Flying By Night
Kestrel Firehawk wants a child. She waits on Beltane, the last night of April, for her two husbands to arrive and start the ritual that will fulfill her plan. Beltane is a special night, granting bounty and fertility, and the ritual goes well, but when Kestrel returns from a quick run to an all-night grocery, she discovers both her husbands lying in their own blood, their limbs twisted and ritual symbols carved on their still bodies. She cannot call the police. The murder weapon is an athame, her own witch blade.
Detective Dylan MacCool doesn’t believe in much of anything but the sure aim and cold metal of his Beretta. When he enters the Firehawk residence, he is shaken. The murders were gruesome, but he has seen worse. By the accounts of their neighbors, the victims were fine men, one an attorney and the other an artist.

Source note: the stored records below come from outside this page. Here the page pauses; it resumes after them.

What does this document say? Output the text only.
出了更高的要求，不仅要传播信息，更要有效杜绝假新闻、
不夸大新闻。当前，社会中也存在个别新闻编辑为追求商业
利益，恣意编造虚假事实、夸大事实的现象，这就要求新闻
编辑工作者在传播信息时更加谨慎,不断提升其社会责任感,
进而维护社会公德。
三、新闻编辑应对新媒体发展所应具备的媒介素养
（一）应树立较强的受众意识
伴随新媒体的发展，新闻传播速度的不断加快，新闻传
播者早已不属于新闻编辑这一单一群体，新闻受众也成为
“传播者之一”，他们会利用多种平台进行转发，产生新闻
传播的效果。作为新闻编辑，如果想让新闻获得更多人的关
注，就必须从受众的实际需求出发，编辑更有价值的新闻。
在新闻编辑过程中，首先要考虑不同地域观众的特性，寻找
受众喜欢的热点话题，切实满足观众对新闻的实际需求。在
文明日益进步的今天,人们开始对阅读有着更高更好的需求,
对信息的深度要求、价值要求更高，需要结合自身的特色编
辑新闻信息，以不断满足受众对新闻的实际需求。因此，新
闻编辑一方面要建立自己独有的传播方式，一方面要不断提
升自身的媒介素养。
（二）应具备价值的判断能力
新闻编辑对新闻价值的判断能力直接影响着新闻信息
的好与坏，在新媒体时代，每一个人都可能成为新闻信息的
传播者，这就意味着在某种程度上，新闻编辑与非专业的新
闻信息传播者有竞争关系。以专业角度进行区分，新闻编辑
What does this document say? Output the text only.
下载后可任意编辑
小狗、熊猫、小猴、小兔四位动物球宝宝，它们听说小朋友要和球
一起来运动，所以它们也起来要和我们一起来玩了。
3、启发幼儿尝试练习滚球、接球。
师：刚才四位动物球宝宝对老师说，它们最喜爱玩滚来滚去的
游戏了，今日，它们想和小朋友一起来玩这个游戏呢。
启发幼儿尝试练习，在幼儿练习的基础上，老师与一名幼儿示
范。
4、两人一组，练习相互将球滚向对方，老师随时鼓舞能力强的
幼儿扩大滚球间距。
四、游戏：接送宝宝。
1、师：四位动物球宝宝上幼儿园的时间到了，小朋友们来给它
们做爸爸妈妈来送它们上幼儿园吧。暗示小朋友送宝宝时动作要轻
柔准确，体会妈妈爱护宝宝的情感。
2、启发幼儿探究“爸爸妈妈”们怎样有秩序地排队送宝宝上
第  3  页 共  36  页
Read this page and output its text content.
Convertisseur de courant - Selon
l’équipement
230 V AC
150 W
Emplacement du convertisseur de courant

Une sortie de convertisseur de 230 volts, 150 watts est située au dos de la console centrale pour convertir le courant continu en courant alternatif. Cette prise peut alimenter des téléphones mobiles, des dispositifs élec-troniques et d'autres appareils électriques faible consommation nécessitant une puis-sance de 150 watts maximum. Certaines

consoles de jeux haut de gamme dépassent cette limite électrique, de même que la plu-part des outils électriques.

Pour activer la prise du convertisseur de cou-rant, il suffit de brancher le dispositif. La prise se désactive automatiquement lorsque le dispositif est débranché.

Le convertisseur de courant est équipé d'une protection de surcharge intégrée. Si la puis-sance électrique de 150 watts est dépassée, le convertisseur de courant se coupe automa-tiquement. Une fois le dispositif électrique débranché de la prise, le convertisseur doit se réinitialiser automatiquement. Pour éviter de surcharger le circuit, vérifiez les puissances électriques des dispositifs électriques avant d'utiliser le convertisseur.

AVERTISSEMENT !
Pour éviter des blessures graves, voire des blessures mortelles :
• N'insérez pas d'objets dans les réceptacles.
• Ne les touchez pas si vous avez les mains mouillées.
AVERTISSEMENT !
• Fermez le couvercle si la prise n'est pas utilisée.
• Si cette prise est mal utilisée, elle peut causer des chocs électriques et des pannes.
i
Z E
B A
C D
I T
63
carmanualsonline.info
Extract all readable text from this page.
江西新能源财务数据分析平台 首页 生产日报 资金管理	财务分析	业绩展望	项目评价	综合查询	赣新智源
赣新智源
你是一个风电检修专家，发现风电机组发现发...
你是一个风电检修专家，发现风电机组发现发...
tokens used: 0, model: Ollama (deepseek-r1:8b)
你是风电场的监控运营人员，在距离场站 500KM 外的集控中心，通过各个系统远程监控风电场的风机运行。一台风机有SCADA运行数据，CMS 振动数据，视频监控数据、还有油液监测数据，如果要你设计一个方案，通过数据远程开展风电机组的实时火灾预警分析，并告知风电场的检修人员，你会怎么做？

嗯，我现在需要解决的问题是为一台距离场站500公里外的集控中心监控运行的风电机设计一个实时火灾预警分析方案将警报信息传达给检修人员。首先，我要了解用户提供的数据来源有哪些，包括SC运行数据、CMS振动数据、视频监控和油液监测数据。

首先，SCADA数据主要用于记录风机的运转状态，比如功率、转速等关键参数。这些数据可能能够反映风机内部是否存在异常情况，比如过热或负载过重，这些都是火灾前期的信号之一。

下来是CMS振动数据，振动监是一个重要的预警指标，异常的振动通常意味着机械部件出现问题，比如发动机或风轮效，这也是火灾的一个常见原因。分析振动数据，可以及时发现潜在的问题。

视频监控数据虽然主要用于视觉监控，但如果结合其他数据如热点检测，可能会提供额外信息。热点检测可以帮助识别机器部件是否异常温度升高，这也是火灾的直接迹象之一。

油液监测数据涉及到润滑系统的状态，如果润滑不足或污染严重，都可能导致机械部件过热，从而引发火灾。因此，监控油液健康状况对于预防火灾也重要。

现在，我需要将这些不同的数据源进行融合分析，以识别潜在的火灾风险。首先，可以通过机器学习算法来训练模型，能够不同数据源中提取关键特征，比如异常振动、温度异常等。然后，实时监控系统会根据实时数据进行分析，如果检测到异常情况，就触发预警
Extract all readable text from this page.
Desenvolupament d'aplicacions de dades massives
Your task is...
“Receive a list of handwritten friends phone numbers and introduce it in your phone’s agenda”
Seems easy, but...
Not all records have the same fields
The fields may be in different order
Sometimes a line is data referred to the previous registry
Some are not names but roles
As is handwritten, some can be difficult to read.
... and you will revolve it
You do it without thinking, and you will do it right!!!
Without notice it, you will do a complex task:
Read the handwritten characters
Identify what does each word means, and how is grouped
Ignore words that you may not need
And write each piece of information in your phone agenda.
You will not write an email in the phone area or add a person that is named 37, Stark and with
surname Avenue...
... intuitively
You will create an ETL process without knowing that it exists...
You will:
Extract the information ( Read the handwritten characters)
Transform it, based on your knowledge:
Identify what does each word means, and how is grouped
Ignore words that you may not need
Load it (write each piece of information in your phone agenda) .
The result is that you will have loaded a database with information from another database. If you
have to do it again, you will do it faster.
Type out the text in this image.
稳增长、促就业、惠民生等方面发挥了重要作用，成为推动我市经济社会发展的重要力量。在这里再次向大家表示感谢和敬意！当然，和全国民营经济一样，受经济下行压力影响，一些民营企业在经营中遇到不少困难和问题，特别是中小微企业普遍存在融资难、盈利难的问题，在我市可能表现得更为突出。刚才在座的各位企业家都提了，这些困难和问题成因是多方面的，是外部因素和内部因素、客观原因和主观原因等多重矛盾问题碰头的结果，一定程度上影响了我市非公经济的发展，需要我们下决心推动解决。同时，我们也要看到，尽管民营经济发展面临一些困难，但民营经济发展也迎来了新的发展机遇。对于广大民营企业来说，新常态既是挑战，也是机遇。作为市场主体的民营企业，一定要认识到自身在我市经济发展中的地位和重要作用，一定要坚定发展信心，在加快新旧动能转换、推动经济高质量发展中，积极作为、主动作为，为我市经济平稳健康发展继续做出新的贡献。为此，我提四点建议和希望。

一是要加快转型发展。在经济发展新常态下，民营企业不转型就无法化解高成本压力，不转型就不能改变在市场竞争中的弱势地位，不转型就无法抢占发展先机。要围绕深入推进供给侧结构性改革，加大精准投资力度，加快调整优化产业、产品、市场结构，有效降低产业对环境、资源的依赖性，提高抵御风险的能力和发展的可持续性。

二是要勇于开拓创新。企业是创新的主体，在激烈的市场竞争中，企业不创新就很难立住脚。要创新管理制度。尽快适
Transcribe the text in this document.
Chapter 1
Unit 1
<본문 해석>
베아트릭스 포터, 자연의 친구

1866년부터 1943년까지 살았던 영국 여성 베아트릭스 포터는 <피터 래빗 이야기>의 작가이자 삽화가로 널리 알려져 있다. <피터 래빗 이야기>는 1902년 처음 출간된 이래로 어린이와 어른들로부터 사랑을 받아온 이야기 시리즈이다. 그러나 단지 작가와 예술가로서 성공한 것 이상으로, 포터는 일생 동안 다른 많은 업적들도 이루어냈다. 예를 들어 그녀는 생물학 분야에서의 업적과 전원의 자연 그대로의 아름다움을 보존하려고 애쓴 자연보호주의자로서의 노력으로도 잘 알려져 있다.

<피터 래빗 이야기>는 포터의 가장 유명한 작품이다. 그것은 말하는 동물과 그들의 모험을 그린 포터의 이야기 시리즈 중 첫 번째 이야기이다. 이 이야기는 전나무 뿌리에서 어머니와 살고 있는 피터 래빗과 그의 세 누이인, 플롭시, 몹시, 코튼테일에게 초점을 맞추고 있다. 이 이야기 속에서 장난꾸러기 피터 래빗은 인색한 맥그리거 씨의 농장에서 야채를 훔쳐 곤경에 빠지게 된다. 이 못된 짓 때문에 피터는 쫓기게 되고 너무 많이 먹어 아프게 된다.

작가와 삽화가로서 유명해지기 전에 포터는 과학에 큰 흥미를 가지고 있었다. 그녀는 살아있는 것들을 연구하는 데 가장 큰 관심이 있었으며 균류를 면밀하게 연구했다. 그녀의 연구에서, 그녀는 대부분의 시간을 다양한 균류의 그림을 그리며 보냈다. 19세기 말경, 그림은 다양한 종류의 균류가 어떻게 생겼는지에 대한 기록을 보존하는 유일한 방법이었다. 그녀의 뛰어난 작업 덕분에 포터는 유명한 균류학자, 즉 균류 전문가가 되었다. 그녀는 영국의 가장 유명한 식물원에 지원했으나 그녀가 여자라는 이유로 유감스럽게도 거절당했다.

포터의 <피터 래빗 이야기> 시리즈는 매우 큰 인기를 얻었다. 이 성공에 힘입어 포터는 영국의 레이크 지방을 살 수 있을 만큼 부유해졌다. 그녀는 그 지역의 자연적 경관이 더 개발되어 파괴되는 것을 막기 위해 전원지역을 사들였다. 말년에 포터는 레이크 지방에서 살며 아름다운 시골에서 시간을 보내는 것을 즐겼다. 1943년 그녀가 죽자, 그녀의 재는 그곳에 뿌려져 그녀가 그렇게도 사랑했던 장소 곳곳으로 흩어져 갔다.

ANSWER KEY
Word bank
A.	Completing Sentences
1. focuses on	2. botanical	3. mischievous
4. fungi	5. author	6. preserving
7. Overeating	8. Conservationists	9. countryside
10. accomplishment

This was not strange-many murders were of people who did not deserve to die. However, both men appeared to be lovers of the same woman who lived with them, a woman whose photographs haunt Dylan. She’d disappeared and seemed to be the murderer, but things just didn’t add up to the detective.
Both drawn and repelled by the woman’s lifestyle, he continues to seek clues that might solve the murders before the trail might cool and the thick file would be dropped into his bulging file cabinet of unsolved crimes. When his own partner admits to being a witch, Dylan is drawn even further into a world as alien to him as another galaxy, a place where stones like celestite come “alive in your hand like a small bird with its heart thrashing in its chest against your palm.”
The author, who has also written Access, a New Age Thriller, fills this novel with real witchcraft and true rituals, such as the Great Rite performed at Beltane, a rite to make the fields fertile and to honor the gods through pleasure and gratitude. Tedder takes on the polyandrous and polygamist lifestyles of many in the pagan community with unflinching lack of apology. Throughout the book, the pagan community is seen for what it is: both light and shadow. Magick is on every page, the mystery is revealed in layers, an onion peeled back, skin by skin. The story takes several unexpected turns in a complex weave of people and ways of life often unseen.